I recently compared the life of a PhD student to an adult passenger in a crashing airplane. As the flight attendant says: grab your oxygen mask before helping someone else. We’re dying for air here and we feel like we can’t help others until we can breath ourselves. Or, perhaps, we’ve thrown up too many times, we’ve cared too many times, and we’re just so tired of caring that we’d rather drown than let it all come out.

Maybe it’s healthier to not take the time to address race in the way that it must be addressed. It’s certainly less stressful. But I want to encourage us not to take flight.

I want encourage us to continue to care about the systems of racism that impact all of us and about the very real, very human people --- our colleagues, friends, neighbors, relatives --- who live with the burden of racism every day. We’re called to care about each other. Period. Full stop. And this means dealing with racism and the way that it impacts all of us.

I’ve talked to many Masters and PhD students and their families who find seminary to be the most soul-sucking, spirit-defeating, faith-draining place. They are convinced that no one cares. With a spiritual and formational foundation like seminary, it’s no wonder so many pastors and youth ministers and spiritual directors and counselors leave the ministry after only a handful of years. At PTS, I’ve seen the effects of racism and of systems of racism. Take a look at who sits with whom at lunch some day. Most tables are pretty homogenous. What impact does this have on our churches?
We PhD students are in a unique position to do something about this. I know that many of us do care and are doing something. I want to encourage us not to take flight when the foundations are shaken. When job uncertainty casts a pall across our work. When the news makes you want to cower in your bed. When the foundations are shaken, don’t flee to the safety of the comfortable. Instead, hold steady to the more solid foundation, the God who demonstrated love for us in Jesus Christ, the cornerstone.

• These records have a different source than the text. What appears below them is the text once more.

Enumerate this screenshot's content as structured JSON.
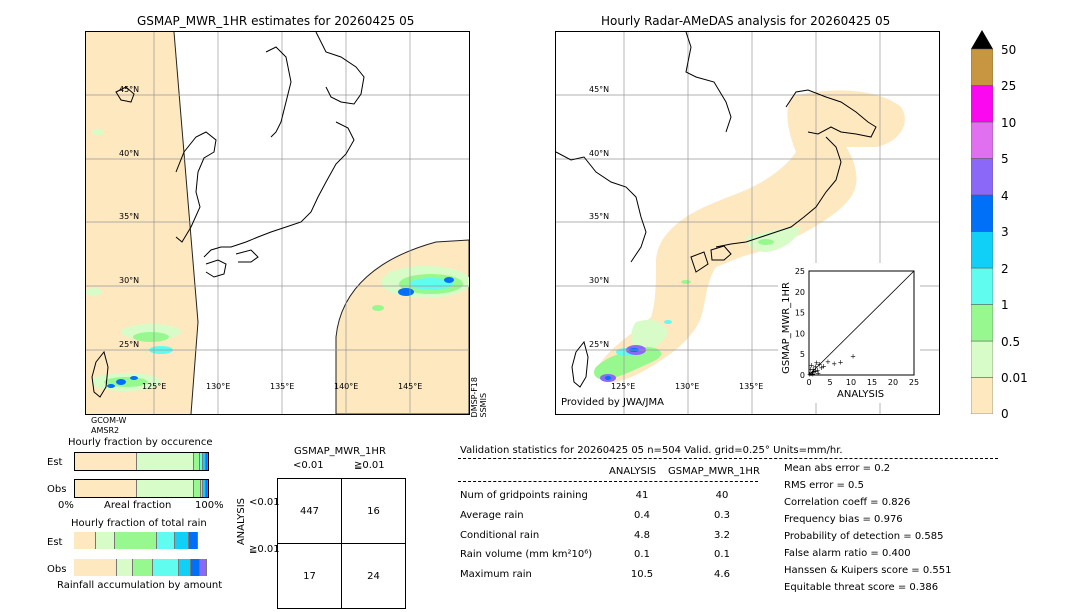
{
  "left_map": {
    "title": "GSMAP_MWR_1HR estimates for 20260425 05",
    "lat_labels": [
      "45°N",
      "40°N",
      "35°N",
      "30°N",
      "25°N"
    ],
    "lon_labels": [
      "125°E",
      "130°E",
      "135°E",
      "140°E",
      "145°E"
    ],
    "side_label": "DMSP-F18\nSSMIS",
    "bottom_label_1": "GCOM-W",
    "bottom_label_2": "AMSR2"
  },
  "right_map": {
    "title": "Hourly Radar-AMeDAS analysis for 20260425 05",
    "lat_labels": [
      "45°N",
      "40°N",
      "35°N",
      "30°N",
      "25°N"
    ],
    "lon_labels": [
      "125°E",
      "130°E",
      "135°E"
    ],
    "credit": "Provided by JWA/JMA"
  },
  "scatter": {
    "xlabel": "ANALYSIS",
    "ylabel": "GSMAP_MWR_1HR",
    "ticks": [
      "0",
      "5",
      "10",
      "15",
      "20",
      "25"
    ]
  },
  "colorbar": {
    "levels": [
      "0",
      "0.01",
      "0.5",
      "1",
      "2",
      "3",
      "4",
      "5",
      "10",
      "25",
      "50"
    ],
    "colors": [
      "#fde8c0",
      "#d8fcc8",
      "#98f890",
      "#60fcf0",
      "#10d0f8",
      "#0070f8",
      "#8c68f8",
      "#e070f0",
      "#fc08f0",
      "#c89640",
      "#000000"
    ]
  },
  "occurrence": {
    "title": "Hourly fraction by occurence",
    "row_est": "Est",
    "row_obs": "Obs",
    "axis_left": "0%",
    "axis_mid": "Areal fraction",
    "axis_right": "100%"
  },
  "total_rain": {
    "title": "Hourly fraction of total rain",
    "row_est": "Est",
    "row_obs": "Obs",
    "footer": "Rainfall accumulation by amount"
  },
  "contingency": {
    "title": "GSMAP_MWR_1HR",
    "col1": "<0.01",
    "col2": "≧0.01",
    "row_axis": "ANALYSIS",
    "row1": "<0.01",
    "row2": "≧0.01",
    "cells": [
      "447",
      "16",
      "17",
      "24"
    ]
  },
  "validation": {
    "header": "Validation statistics for 20260425 05   n=504 Valid. grid=0.25° Units=mm/hr.",
    "col_analysis": "ANALYSIS",
    "col_gsmap": "GSMAP_MWR_1HR",
    "rows": [
      {
        "label": "Num of gridpoints raining",
        "analysis": "41",
        "gsmap": "40"
      },
      {
        "label": "Average rain",
        "analysis": "0.4",
        "gsmap": "0.3"
      },
      {
        "label": "Conditional rain",
        "analysis": "4.8",
        "gsmap": "3.2"
      },
      {
        "label": "Rain volume (mm km²10⁶)",
        "analysis": "0.1",
        "gsmap": "0.1"
      },
      {
        "label": "Maximum rain",
        "analysis": "10.5",
        "gsmap": "4.6"
      }
    ],
    "scores": [
      "Mean abs error =    0.2",
      "RMS error =    0.5",
      "Correlation coeff =  0.826",
      "Frequency bias =  0.976",
      "Probability of detection =  0.585",
      "False alarm ratio =  0.400",
      "Hanssen & Kuipers score =  0.551",
      "Equitable threat score =  0.386"
    ]
  },
  "chart_data": [
    {
      "type": "scatter",
      "xlabel": "ANALYSIS",
      "ylabel": "GSMAP_MWR_1HR",
      "xlim": [
        0,
        25
      ],
      "ylim": [
        0,
        25
      ],
      "points": [
        [
          0.2,
          0.3
        ],
        [
          0.5,
          0.4
        ],
        [
          0.8,
          0.6
        ],
        [
          1.0,
          1.4
        ],
        [
          1.2,
          0.8
        ],
        [
          1.5,
          2.0
        ],
        [
          2.0,
          1.2
        ],
        [
          2.5,
          2.6
        ],
        [
          3.0,
          1.8
        ],
        [
          0.4,
          1.5
        ],
        [
          1.8,
          3.0
        ],
        [
          3.5,
          2.2
        ],
        [
          4.5,
          3.2
        ],
        [
          6.0,
          2.8
        ],
        [
          7.5,
          3.1
        ],
        [
          10.5,
          4.6
        ],
        [
          0.6,
          2.4
        ],
        [
          2.2,
          0.5
        ],
        [
          0.9,
          0.2
        ],
        [
          1.6,
          1.0
        ]
      ]
    },
    {
      "type": "bar",
      "title": "Hourly fraction by occurence",
      "categories": [
        "Est",
        "Obs"
      ],
      "series": [
        {
          "values": [
            0.48,
            0.48
          ]
        },
        {
          "values": [
            0.44,
            0.44
          ]
        },
        {
          "values": [
            0.04,
            0.05
          ]
        },
        {
          "values": [
            0.02,
            0.01
          ]
        },
        {
          "values": [
            0.015,
            0.01
          ]
        },
        {
          "values": [
            0.005,
            0.01
          ]
        }
      ]
    },
    {
      "type": "bar",
      "title": "Hourly fraction of total rain",
      "categories": [
        "Est",
        "Obs"
      ],
      "series": [
        {
          "values": [
            0.16,
            0.33
          ]
        },
        {
          "values": [
            0.13,
            0.12
          ]
        },
        {
          "values": [
            0.31,
            0.15
          ]
        },
        {
          "values": [
            0.13,
            0.2
          ]
        },
        {
          "values": [
            0.1,
            0.09
          ]
        },
        {
          "values": [
            0.06,
            0.06
          ]
        },
        {
          "values": [
            0.0,
            0.05
          ]
        }
      ]
    }
  ]
}
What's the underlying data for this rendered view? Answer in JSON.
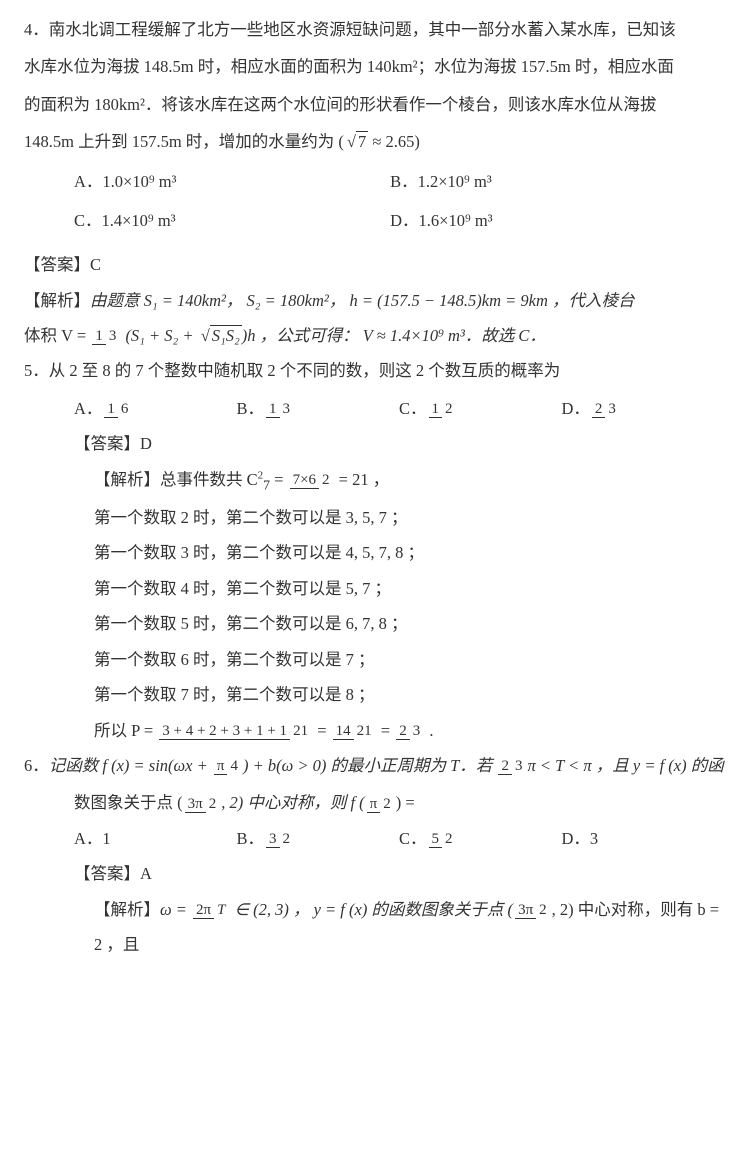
{
  "q4": {
    "num": "4．",
    "text1": "南水北调工程缓解了北方一些地区水资源短缺问题，其中一部分水蓄入某水库，已知该",
    "text2": "水库水位为海拔 148.5m 时，相应水面的面积为 140km²；水位为海拔 157.5m 时，相应水面",
    "text3": "的面积为 180km²．将该水库在这两个水位间的形状看作一个棱台，则该水库水位从海拔",
    "text4_a": "148.5m 上升到 157.5m 时，增加的水量约为 (",
    "text4_b": " ≈ 2.65)",
    "sqrt7": "7",
    "opts": {
      "A": "A．1.0×10⁹ m³",
      "B": "B．1.2×10⁹ m³",
      "C": "C．1.4×10⁹ m³",
      "D": "D．1.6×10⁹ m³"
    },
    "answer_label": "【答案】",
    "answer": "C",
    "exp_label": "【解析】",
    "exp_a": "由题意 S₁ = 140km²， S₂ = 180km²， h = (157.5 − 148.5)km = 9km ，代入棱台",
    "exp_b_pre": "体积 V = ",
    "exp_b_post": "h ，公式可得： V ≈ 1.4×10⁹ m³．故选 C．",
    "frac13_n": "1",
    "frac13_d": "3",
    "paren_body_a": "(S₁ + S₂ + ",
    "paren_body_b": ")",
    "sqrt_s1s2": "S₁S₂"
  },
  "q5": {
    "num": "5．",
    "text": "从 2 至 8 的 7 个整数中随机取 2 个不同的数，则这 2 个数互质的概率为",
    "opts": {
      "A": "A．",
      "Afn": "1",
      "Afd": "6",
      "B": "B．",
      "Bfn": "1",
      "Bfd": "3",
      "C": "C．",
      "Cfn": "1",
      "Cfd": "2",
      "D": "D．",
      "Dfn": "2",
      "Dfd": "3"
    },
    "answer_label": "【答案】",
    "answer": "D",
    "exp_label": "【解析】",
    "exp1_a": "总事件数共 C",
    "exp1_sup": "2",
    "exp1_sub": "7",
    "exp1_b": " = ",
    "exp1_fr_n": "7×6",
    "exp1_fr_d": "2",
    "exp1_c": " = 21 ，",
    "line2": "第一个数取 2 时，第二个数可以是 3, 5, 7 ；",
    "line3": "第一个数取 3 时，第二个数可以是 4, 5, 7, 8 ；",
    "line4": "第一个数取 4 时，第二个数可以是 5, 7 ；",
    "line5": "第一个数取 5 时，第二个数可以是 6, 7, 8 ；",
    "line6": "第一个数取 6 时，第二个数可以是 7 ；",
    "line7": "第一个数取 7 时，第二个数可以是 8 ；",
    "line8_a": "所以 P = ",
    "line8_fr1_n": "3 + 4 + 2 + 3 + 1 + 1",
    "line8_fr1_d": "21",
    "line8_b": " = ",
    "line8_fr2_n": "14",
    "line8_fr2_d": "21",
    "line8_c": " = ",
    "line8_fr3_n": "2",
    "line8_fr3_d": "3",
    "line8_d": " ."
  },
  "q6": {
    "num": "6．",
    "text_a": "记函数 f (x) = sin(ωx + ",
    "pi4_n": "π",
    "pi4_d": "4",
    "text_b": ") + b(ω > 0) 的最小正周期为 T．若 ",
    "frac23_n": "2",
    "frac23_d": "3",
    "text_c": "π < T < π ，且 y = f (x) 的函",
    "text2_a": "数图象关于点 (",
    "p3pi2_n": "3π",
    "p3pi2_d": "2",
    "text2_b": ", 2) 中心对称，则 f (",
    "ppi2_n": "π",
    "ppi2_d": "2",
    "text2_c": ") =",
    "opts": {
      "A": "A．1",
      "B": "B．",
      "Bfn": "3",
      "Bfd": "2",
      "C": "C．",
      "Cfn": "5",
      "Cfd": "2",
      "D": "D．3"
    },
    "answer_label": "【答案】",
    "answer": "A",
    "exp_label": "【解析】",
    "exp_a": "ω = ",
    "exp_fr_n": "2π",
    "exp_fr_d": "T",
    "exp_b": " ∈ (2, 3) ， y = f (x) 的函数图象关于点 (",
    "exp_p_n": "3π",
    "exp_p_d": "2",
    "exp_c": ", 2) 中心对称，则有 b = 2 ，且"
  }
}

Many people turn to Ephesians 2 for scriptural reference when wrestling with race. What better text? Christ has broken down the dividing wall of hostility between those who were far and near --- Gentiles and Jews. The PCUSA office of racial justice certainly turned to this text. They quoted it in both of the liturgical resources I could find on their website. We’re using those resources for our liturgy today.

I’m convinced that it’s easy to misuse this text. I’d argue that we find here not a directive, but a promise. It doesn’t license us to call for a simplistic and safe reconciliation at the expense of justice. On the Sunday after the events in Ferguson, the only time Michael Brown’s death was mentioned in my church was briefly during prayer. And the prayer was for racial reconciliation. It boiled down to: “God, help us get along.” This is not a bad prayer. God wants us to love each other. God desires reconciliation.

But after listening carefully and closely to black friends and colleagues, and watching an interview with Michael Brown’s mother, I am convinced that “getting along” must be paired with more difficult actions --- like the pursuit of justice, solidarity with victims of racial violence, deep confession. In other words, we too often fly too soon to the safety of “reconciliation mountain,” instead of trusting God’s promise to build us into a holy dwelling place in the midst of a foundation-shaken world.

Why does the Psalmist not flee? Because God is righteous. God is in God’s holy temple. God is just. Because Christ came, taught, loved, challenged, died, and rose again.

Perhaps that’s not a stirring statement with which to end a meditation, or with which to begin a new academic year. But this is what I needed to hear. And I believe, humbly, that I am not alone.

If the foundations are destroyed, what can the righteous do? What can we do? I hope we do not flee. I hope that we stay and do the hard work of community, not because we have all the answers or can see the way clearly, but because we trust in the promise that we will behold God’s face. We trust that Christ has broken down the walls and that we are being built, spiritually, into a dwelling place for God. We trust that God is faithful, even when the world moves like mad. We trust that, when all else gives way, God’s salvation remains, and even in death, God’s great glory sustains. Amen.